Usually there is usually only one visible terminal in a production which requires precedence resolution, so the fact that Yacc/Bison selects the last one isn't noticeable, but there are occasional exceptions, such as the so-called "ternary operator" in C. The precedence of the production expression: expression '?' expression ':' expression is based on the : token; the relevant lookahead token would be ?, so the resolution of a?s1:b?s2:s3 is based on the comparison of ? with :; both of those tokens need to be in the same precedence level. To avoid this sort of confusion, and to allow precedence to be used with productions with no visible tokens, such as expression: expression array_subscript, Yacc derivatives typically allow you to override the default by specifying an alternative token for a production, using the %prec declaration.

This is particularly important if BisonC++ is part of your environment, because unlike almost every other Yacc derivative, BisonC++ uses the first non-terminal on the right-hand side. On the whole, it is probably a good idea to always use a %prec declaration in rules with more than one terminal symbol.

Regardless, it's important to remember that all %prec does is identify the precedence of a production with a terminal symbol. It has no effect on the precedence of any lookahead token, or any other production. If two rules have the same precedence, you can (and probably should) use the same %prec declaration.

In short, the precedence of expression array_subscript is not relevant in the resolution of 10 + arr[0], because reducing that production is not an option at this point in the parse. (Actually, it won't ever be relevant because array_subscript is effectively a postfix operator, and therefore not ambiguous. Precedence resolution only occurs when there is an ambiguity in the grammar.)

I don't know why BisonC++ is choosing to reduce the addition. Originally, I thought that it was because you put [ into some precedence level which comes before +, but apparently that is not the case. With Bison or Yacc, if [ were not in any precedence level, then it would have no declared precedence, and the precedence comparison would not be used to resolve ambiguity. If that were the case, (1) a shift-reduce conflict warning would be raised and (2) the parser would choose the shift action. And that's what happens with this grammar when tested with Bison. But BisonC++ apparently uses a default precedence, in some cases..

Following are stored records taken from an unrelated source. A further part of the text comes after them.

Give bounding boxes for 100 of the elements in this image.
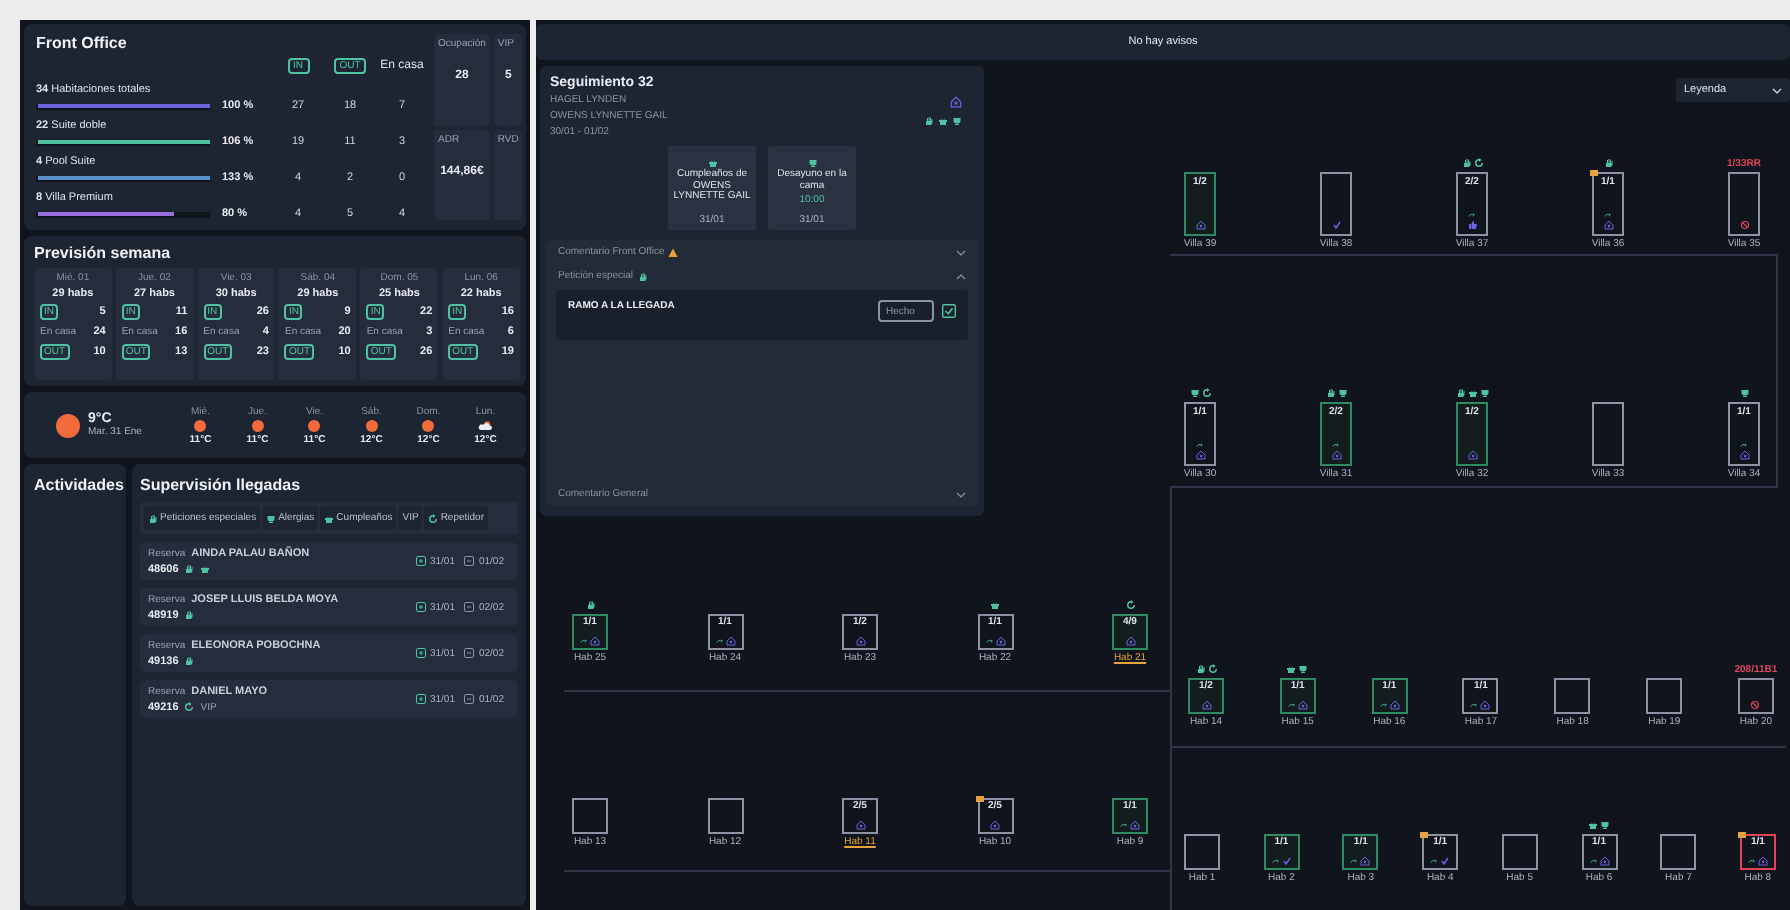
house-star-icon	[1125, 636, 1135, 646]
room-tile[interactable]	[1728, 172, 1760, 236]
refresh-icon	[184, 702, 195, 712]
arrow-icon	[985, 638, 993, 644]
house-star-icon	[1603, 220, 1613, 230]
refresh-icon	[1473, 158, 1483, 168]
warning-icon	[668, 247, 679, 257]
check-icon	[1331, 220, 1341, 230]
checkout-icon	[464, 648, 475, 658]
house-star-icon	[1331, 450, 1341, 460]
house-star-icon	[725, 636, 735, 646]
house-star-icon	[1599, 856, 1610, 866]
arrow-icon	[1589, 858, 1598, 864]
arrow-icon	[1287, 702, 1296, 708]
cup-icon	[1739, 388, 1749, 398]
house-star-icon	[1297, 700, 1308, 710]
house-star-icon	[1130, 820, 1140, 830]
card-title: Previsión semana	[34, 244, 173, 262]
room-tile[interactable]	[1320, 172, 1352, 236]
cup-icon	[1298, 664, 1309, 674]
checkout-icon	[464, 556, 475, 566]
checkin-icon	[415, 602, 426, 612]
sun-icon	[194, 419, 207, 431]
sun-icon	[251, 419, 264, 431]
hand-icon	[1195, 664, 1205, 674]
chevron-icon	[956, 273, 966, 279]
sun-icon	[56, 413, 80, 437]
room-tile[interactable]	[707, 798, 743, 834]
sun-icon	[308, 419, 321, 431]
chevron-icon	[956, 491, 966, 497]
house-star-icon	[1480, 700, 1491, 710]
house-star-icon	[1757, 856, 1768, 866]
house-star-icon	[995, 636, 1005, 646]
house-star-icon	[1201, 700, 1211, 710]
cup-icon	[1337, 388, 1347, 398]
gift-icon	[200, 564, 211, 574]
gift-icon	[990, 600, 1000, 610]
arrow-icon	[580, 638, 588, 644]
thumbs-up-icon	[1467, 220, 1477, 230]
gift-icon	[1588, 820, 1599, 830]
flag-icon	[1737, 832, 1746, 838]
house-star-icon	[950, 96, 962, 108]
arrow-icon	[1430, 858, 1439, 864]
card-title: Front Office	[36, 34, 129, 52]
house-star-icon	[1739, 450, 1749, 460]
prohibited-icon	[1739, 220, 1749, 230]
house-star-icon	[855, 820, 865, 830]
hand-icon	[148, 513, 158, 523]
arrow-icon	[1332, 442, 1340, 448]
refresh-icon	[1207, 664, 1217, 674]
flag-icon	[1420, 832, 1429, 838]
arrow-icon	[1120, 822, 1128, 828]
refresh-icon	[428, 513, 439, 523]
arrow-icon	[1350, 858, 1359, 864]
check-icon	[1281, 856, 1292, 866]
house-star-icon	[1360, 856, 1371, 866]
cup-icon	[1189, 388, 1199, 398]
gift-icon	[324, 513, 335, 523]
house-star-icon	[1195, 220, 1205, 230]
sun-icon	[422, 419, 435, 431]
cup-icon	[952, 116, 962, 126]
arrow-icon	[1196, 442, 1204, 448]
checkin-icon	[415, 648, 426, 658]
checkbox[interactable]	[942, 304, 956, 318]
house-star-icon	[855, 636, 865, 646]
arrow-icon	[1604, 212, 1612, 218]
room-tile[interactable]	[1501, 834, 1538, 870]
arrow-icon	[1747, 858, 1756, 864]
room-tile[interactable]	[1554, 678, 1591, 714]
house-star-icon	[1389, 700, 1400, 710]
flag-icon	[1590, 170, 1598, 176]
gift-icon	[938, 116, 948, 126]
checkout-icon	[464, 694, 475, 704]
room-tile[interactable]	[1592, 402, 1624, 466]
room-tile[interactable]	[1646, 678, 1683, 714]
house-star-icon	[990, 820, 1000, 830]
prohibited-icon	[1750, 700, 1761, 710]
check-icon	[1440, 856, 1451, 866]
hand-icon	[637, 271, 648, 281]
room-tile[interactable]	[572, 798, 608, 834]
room-tile[interactable]	[1660, 834, 1697, 870]
hand-icon	[184, 656, 195, 666]
gift-icon	[1467, 388, 1477, 398]
refresh-icon	[1201, 388, 1211, 398]
arrow-icon	[1468, 212, 1476, 218]
cup-icon	[1600, 820, 1611, 830]
gift-icon	[707, 158, 717, 168]
hand-icon	[184, 610, 195, 620]
room-tile[interactable]	[1184, 834, 1220, 870]
arrow-icon	[1271, 858, 1280, 864]
room-tile[interactable]	[1737, 678, 1774, 714]
hand-icon	[1603, 158, 1613, 168]
chevron-icon	[1772, 87, 1782, 93]
house-star-icon	[590, 636, 600, 646]
checkin-icon	[415, 556, 426, 566]
hand-icon	[1325, 388, 1335, 398]
cup-icon	[266, 513, 277, 523]
cup-icon	[807, 158, 817, 168]
card-title: Supervisión llegadas	[140, 476, 303, 494]
arrow-icon	[1740, 442, 1748, 448]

According to the "verbose" output generated by BisonC++, the conflicts were resolved using precedence. I haven't found any documentation for the precedence resolution algorithm used by Bisonc++, nor any note that it would be different from the algorithm used by Bison/Yacc (and, for what it's worth, required by Posix). But that doesn't mean that the documentation doesn't exist, and I'm reluctant to call this a bug without verifying what the original intent was. So I'll limit myself to saying that it is unusual.

In any case, you can force bisonc++ to resolve the conflict in the way you wish by adding a precedence level for [ (which, as noted above, is the lookahead token you're interested in). Put it after the precedence of + (and all other infix and prefix operators, which I presume exist in the full grammar):

%left '+'
%left '['

(Tested, after a considerable fight with source dependencies, using BisonC++ 6.04.04.)